Trial design and methods: This study (participants with dHMN and control participants) is proposed to take place over 3 years in one site in the UK (NHNN). Participants with dHMN aged over 18 for potential enrolment in the study will be identified through existing inherited neuropathy cohort clinics at NHNN and healthy control participants will be invited. If they show interest in participating, they will be given the relevant Patient Information Sheets and Informed Consent Forms.

Objective 1&2: dHMN participants will undergo the following measures: MRI scans of the legs, isokinetic strength and power measures of the lower limb using the HUMAC Norm dynamometer,3D motion analysis to capture kinetic and kinematic data of complete gait cycles. Clinical assessments will be undertaken to measure: gait speed and endurance, joint range of motion, foot posture, pain and sensory impairment. For direct comparison of gait deviations, twenty age and gender matched health controls will also be recruited to undergo the same measures. Scans, dynamometry and clinical measures will be repeated after one year to explore the natural history of the disease.

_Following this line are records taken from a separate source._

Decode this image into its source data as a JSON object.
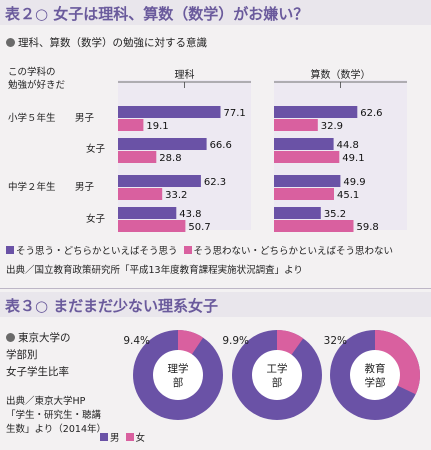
{
  "table2": {
    "title": "表２○ 女子は理科、算数（数学）がお嫌い？",
    "subtitle": "理科、算数（数学）の勉強に対する意識",
    "question": [
      "この学科の",
      "勉強が好きだ"
    ],
    "legend_agree": "そう思う・どちらかといえばそう思う",
    "legend_disagree": "そう思わない・どちらかといえばそう思わない",
    "source": "出典／国立教育政策研究所「平成13年度教育課程実施状況調査」より"
  },
  "table3": {
    "title": "表３○ まだまだ少ない理系女子",
    "label": [
      "東京大学の",
      "学部別",
      "女子学生比率"
    ],
    "source": [
      "出典／東京大学HP",
      "「学生・研究生・聴講",
      "生数」より（2014年）"
    ],
    "legend_male": "男",
    "legend_female": "女"
  },
  "colors": {
    "male": "#6a52a6",
    "female": "#d9609f",
    "header": "#6a5a9c",
    "track": "#ede9f2"
  },
  "chart_data": [
    {
      "type": "bar",
      "orientation": "horizontal",
      "panels": [
        "理科",
        "算数（数学）"
      ],
      "groups": [
        {
          "label": "小学５年生",
          "rows": [
            {
              "label": "男子",
              "rika": [
                77.1,
                19.1
              ],
              "sansu": [
                62.6,
                32.9
              ]
            },
            {
              "label": "女子",
              "rika": [
                66.6,
                28.8
              ],
              "sansu": [
                44.8,
                49.1
              ]
            }
          ]
        },
        {
          "label": "中学２年生",
          "rows": [
            {
              "label": "男子",
              "rika": [
                62.3,
                33.2
              ],
              "sansu": [
                49.9,
                45.1
              ]
            },
            {
              "label": "女子",
              "rika": [
                43.8,
                50.7
              ],
              "sansu": [
                35.2,
                59.8
              ]
            }
          ]
        }
      ],
      "series": [
        {
          "name": "そう思う・どちらかといえばそう思う",
          "color": "#6a52a6"
        },
        {
          "name": "そう思わない・どちらかといえばそう思わない",
          "color": "#d9609f"
        }
      ],
      "xlim": [
        0,
        100
      ]
    },
    {
      "type": "pie",
      "charts": [
        {
          "label": [
            "理学",
            "部"
          ],
          "female": 9.4,
          "female_label": "9.4%"
        },
        {
          "label": [
            "工学",
            "部"
          ],
          "female": 9.9,
          "female_label": "9.9%"
        },
        {
          "label": [
            "教育",
            "学部"
          ],
          "female": 32,
          "female_label": "32%"
        }
      ],
      "series": [
        {
          "name": "男",
          "color": "#6a52a6"
        },
        {
          "name": "女",
          "color": "#d9609f"
        }
      ]
    }
  ]
}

Objective 3: The dHMN participants recruited for objective 1 will undergo additional gait analysis: wearing just shoes (control condition), wearing their own prescribed orthoses (where appropriate), and wearing bilateral carbon fibre AFOs. The order of wearing or not wearing the AFOs will be randomised to account for learning and/or fatigue effects.

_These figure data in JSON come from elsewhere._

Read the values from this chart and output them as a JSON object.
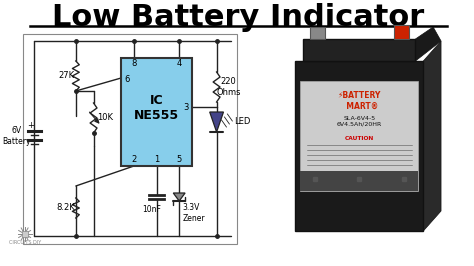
{
  "title": "Low Battery Indicator",
  "title_fontsize": 22,
  "bg_color": "#ffffff",
  "ic_color": "#87CEEB",
  "ic_label": "IC\nNE555",
  "circuit_bg": "#f0f0f0",
  "circuit_border": "#888888",
  "wire_color": "#222222",
  "watermark": "CIRCUITS DIY",
  "battery_body": "#1c1c1c",
  "battery_label_bg": "#2a2a2a"
}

Objective 4: The participants from objective 1 will be invited to participate in the strength training study and will be screened to see if they meet the inclusion criteria. The primary criteria will be that at least one of the major muscle groups of the ankle, dorsiflexors or plantarflexors, will score over 4/5 on the MRC scale. There might be a need for recruiting more participants if less than 10 from objective 1 participants met the inclusion criteria. Up to 15 participants will be prescribed a home based, resistance training trial for 16 weeks, supervised by the PhD candidate through weekly phone calls and monthly monitoring through an app, and progression visits. Response to training will be analysed by: MRI scans, myometry, and 3D motion analysis.

Trial duration per participant: 16 months Estimated total trial duration: 36 months Planned trial sites: The National Hospital for Neurology and Neurosurgery (NHNN), UCLH NHS Foundation Trust.

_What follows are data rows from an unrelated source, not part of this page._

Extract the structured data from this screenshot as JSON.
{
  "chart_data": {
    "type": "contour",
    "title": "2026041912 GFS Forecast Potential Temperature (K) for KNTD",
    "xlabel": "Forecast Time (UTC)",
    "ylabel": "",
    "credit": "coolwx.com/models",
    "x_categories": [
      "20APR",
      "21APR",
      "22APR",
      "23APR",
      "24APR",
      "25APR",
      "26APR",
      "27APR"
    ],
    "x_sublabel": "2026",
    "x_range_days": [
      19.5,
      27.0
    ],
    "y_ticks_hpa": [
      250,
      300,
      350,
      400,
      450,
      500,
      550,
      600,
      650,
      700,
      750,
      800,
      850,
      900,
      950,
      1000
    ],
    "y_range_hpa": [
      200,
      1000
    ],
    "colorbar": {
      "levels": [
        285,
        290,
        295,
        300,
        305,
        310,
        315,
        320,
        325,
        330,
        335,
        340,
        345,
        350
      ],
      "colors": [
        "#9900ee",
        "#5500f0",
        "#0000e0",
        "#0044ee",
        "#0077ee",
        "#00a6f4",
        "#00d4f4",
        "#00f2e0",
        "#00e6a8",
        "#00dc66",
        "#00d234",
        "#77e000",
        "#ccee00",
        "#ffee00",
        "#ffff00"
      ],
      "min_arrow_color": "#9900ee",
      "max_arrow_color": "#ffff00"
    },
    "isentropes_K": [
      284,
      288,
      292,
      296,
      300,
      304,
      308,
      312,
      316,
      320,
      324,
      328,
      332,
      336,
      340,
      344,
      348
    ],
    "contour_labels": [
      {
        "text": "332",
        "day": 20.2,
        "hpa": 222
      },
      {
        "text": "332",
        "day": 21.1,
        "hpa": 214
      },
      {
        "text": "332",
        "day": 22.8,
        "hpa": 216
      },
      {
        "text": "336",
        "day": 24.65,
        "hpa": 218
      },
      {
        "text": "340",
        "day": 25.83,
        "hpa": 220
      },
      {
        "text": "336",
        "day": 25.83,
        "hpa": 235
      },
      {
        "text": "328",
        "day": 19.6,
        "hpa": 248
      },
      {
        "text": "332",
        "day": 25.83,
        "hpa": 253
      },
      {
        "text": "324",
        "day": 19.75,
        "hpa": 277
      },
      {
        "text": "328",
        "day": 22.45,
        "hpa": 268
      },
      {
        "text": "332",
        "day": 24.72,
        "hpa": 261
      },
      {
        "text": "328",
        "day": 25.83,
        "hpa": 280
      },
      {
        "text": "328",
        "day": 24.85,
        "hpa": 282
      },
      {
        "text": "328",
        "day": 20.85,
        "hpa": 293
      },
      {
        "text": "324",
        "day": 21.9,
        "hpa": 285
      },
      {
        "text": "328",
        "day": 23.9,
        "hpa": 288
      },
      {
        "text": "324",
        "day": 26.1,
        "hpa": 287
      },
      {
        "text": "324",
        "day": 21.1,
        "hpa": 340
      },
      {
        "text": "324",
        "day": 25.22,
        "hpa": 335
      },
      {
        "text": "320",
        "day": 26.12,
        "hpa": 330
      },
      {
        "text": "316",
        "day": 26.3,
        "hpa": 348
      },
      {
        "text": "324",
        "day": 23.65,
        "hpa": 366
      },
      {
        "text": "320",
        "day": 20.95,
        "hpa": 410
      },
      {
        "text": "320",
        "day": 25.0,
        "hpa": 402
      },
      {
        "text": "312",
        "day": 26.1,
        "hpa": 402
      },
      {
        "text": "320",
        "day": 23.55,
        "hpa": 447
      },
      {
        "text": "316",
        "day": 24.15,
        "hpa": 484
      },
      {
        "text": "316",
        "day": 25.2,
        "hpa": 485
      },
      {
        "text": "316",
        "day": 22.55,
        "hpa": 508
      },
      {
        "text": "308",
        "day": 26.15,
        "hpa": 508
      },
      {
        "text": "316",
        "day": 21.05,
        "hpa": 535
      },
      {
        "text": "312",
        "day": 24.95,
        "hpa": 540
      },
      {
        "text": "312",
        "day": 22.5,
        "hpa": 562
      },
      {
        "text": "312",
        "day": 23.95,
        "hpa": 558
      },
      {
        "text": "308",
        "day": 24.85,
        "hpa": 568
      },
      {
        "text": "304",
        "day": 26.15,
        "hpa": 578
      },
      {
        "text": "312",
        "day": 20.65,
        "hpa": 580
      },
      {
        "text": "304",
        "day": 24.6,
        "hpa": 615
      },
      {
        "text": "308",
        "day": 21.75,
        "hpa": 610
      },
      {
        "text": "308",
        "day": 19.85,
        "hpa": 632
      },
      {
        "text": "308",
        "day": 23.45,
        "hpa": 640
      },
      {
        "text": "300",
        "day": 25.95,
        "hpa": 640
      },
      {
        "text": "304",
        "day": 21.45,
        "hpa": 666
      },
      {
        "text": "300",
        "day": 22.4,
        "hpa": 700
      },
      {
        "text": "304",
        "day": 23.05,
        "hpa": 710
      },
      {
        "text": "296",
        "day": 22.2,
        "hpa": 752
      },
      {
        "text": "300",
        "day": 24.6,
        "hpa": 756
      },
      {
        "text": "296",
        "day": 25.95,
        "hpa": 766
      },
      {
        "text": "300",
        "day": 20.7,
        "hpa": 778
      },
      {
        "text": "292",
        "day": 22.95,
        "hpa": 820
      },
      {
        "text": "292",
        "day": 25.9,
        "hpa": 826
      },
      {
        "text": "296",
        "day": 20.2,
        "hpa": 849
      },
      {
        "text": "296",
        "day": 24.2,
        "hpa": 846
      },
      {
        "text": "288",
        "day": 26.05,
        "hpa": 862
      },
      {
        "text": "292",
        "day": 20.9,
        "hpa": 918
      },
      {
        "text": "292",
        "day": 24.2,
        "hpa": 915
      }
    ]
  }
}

Total number of participants planned: 20 participants with dHMN and 20 matching control participants will be recruited for objective 1. Participates with dHMN will be invited to participate for objective 2 and 3.

Main inclusion/exclusion criteria: The main disease to be investigated is dHMN. The key inclusion criteria are: adult patients aged 18 or above with clinically proven dHMN; patients who are able to complete calf and thigh myometry, able to walk for 10 minutes without walking aids, and have no contraindication to MRI scanning. For objective 4, at least one of the major muscle groups of the ankle, dorsiflexors or plantarflexors, will score over 4/5 on the MRC scale. The key exclusion criteria are: patients having undergone lower limbs surgery in the year prior to the trial enrolment or planned to have lower limb surgery in the 16 months of the study; bilateral arthrodesis; participants having another medical condition which precludes them having an MRI scan; patients with a known diagnosis of another neurological disease. Control participants must have no known neuromuscular disease, have no contraindication to MRI scanning, be able to complete calf and thigh myometry and 3D gait analysis.